A differenza delle condizioni patrimoniali che riguardano la prole, spiega però la decisione,
le condizioni che regolano gli aspetti patrimoniali tra i coniugi rientrano nell'area dei diritti a cd. disponibilità attenuata e soggiacciono alle regole processuali ordinarie, con il corollario del limite invalicabile della domanda. In altre parole, la domanda a contenuto patrimoniale concernente i rapporti tra i coniugi, quale è quella di assegno divorzile, "deve contenere, a pena di inammissibilità, il petitum richiesto al giudice, atteso che tutto ciò che riguarda direttamente i rapporti economici di dare ed avere tra coniugi presuppone l'iniziativa della parte interessata, potendo rivestire carattere di diritto indisponibile solo quello relativo alla parte del contributo economico connotata dalla finalità assistenziale".

Nel caso affrontato, esclusa la connotazione assistenziale della parte di assegno eccedente il petitum, che non risulta attribuita con quella finalità dalla Corte di merito, (peraltro non compatibile con la quantificazione dell'assegno stesso, 1.800 euro), non è stata proposta dall'ex moglie una domanda subordinata, correlata alla revoca dell'assegnazione della casa familiare o al venir meno di altri benefici economici.
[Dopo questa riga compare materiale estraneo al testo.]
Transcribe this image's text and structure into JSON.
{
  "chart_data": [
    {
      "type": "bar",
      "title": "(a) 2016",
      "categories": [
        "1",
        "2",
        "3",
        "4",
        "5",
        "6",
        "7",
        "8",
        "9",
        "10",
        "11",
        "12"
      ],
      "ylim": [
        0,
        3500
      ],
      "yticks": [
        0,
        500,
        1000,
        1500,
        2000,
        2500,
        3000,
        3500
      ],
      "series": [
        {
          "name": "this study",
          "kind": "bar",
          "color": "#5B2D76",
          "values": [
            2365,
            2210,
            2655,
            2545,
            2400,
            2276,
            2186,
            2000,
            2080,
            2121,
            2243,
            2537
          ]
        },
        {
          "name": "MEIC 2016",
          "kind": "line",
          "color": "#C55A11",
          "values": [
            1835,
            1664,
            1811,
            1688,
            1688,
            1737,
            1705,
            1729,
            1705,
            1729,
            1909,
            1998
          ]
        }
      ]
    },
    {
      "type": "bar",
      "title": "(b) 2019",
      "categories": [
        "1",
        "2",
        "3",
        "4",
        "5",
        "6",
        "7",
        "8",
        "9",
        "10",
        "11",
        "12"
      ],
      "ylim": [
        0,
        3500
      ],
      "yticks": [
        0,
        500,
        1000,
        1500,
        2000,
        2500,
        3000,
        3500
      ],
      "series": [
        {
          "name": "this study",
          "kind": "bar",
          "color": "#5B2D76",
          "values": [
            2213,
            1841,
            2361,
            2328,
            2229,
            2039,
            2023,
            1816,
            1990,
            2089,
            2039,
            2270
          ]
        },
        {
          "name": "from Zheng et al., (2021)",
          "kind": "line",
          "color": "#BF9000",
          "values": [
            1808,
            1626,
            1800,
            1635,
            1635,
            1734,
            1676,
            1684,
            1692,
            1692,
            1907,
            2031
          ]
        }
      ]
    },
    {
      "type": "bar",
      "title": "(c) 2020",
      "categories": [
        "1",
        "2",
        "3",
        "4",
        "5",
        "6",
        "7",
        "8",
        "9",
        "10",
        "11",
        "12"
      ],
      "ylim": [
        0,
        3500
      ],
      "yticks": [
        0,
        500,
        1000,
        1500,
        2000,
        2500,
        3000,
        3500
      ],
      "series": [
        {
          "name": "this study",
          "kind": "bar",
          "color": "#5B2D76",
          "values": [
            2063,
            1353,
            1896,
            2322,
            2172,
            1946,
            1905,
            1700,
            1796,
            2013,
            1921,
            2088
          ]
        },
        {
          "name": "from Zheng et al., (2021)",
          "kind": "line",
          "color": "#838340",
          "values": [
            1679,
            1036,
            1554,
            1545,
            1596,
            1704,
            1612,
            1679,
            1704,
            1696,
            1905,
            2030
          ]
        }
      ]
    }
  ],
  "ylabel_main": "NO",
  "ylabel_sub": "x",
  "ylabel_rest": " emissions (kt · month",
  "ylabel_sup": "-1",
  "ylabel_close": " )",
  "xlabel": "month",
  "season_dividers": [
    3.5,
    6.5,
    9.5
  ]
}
I Giudici di merito hanno, dunque, proceduto ad aumentare d'ufficio l'importo dell'assegno divorzile, rimarcando che l'aumento "compensava benefici economici venuti meno, poiché a suo carico era stato posto il contributo del 10% per le spese straordinarie per la figlia" e inoltre avrebbe subito la "perdita, futura ed eventuale, del godimento della casa familiare, di cui è comproprietaria".

Ebbene, per quanto tali circostanze rappresentino "in linea astratta un valore economico", non potevano però essere prese in considerazione "ufficiosamente, senza che vi fosse allegazione e domanda sul punto da parte dell'ex coniuge beneficiario, con una pronuncia esorbitante dal petitum azionato".

In definitiva la Suprema corte esprime il seguente principio di diritto: "In tema di soluzione giudiziale della crisi familiare, le statuizioni che regolano gli aspetti economico-patrimoniali tra i coniugi incidono nell'area dei diritti a cd. disponibilità attenuata e soggiacciono alle regole processuali ordinarie con il corollario del limite invalicabile della domanda, in quanto presuppongono l'iniziativa della parte interessata e l'indicazione, a pena di inammissibilità, del "petitum" richiesto al giudice, potendo configurarsi come diritto indisponibile solo quello relativo alla parte del contributo economico connotata dalla finalità assistenziale».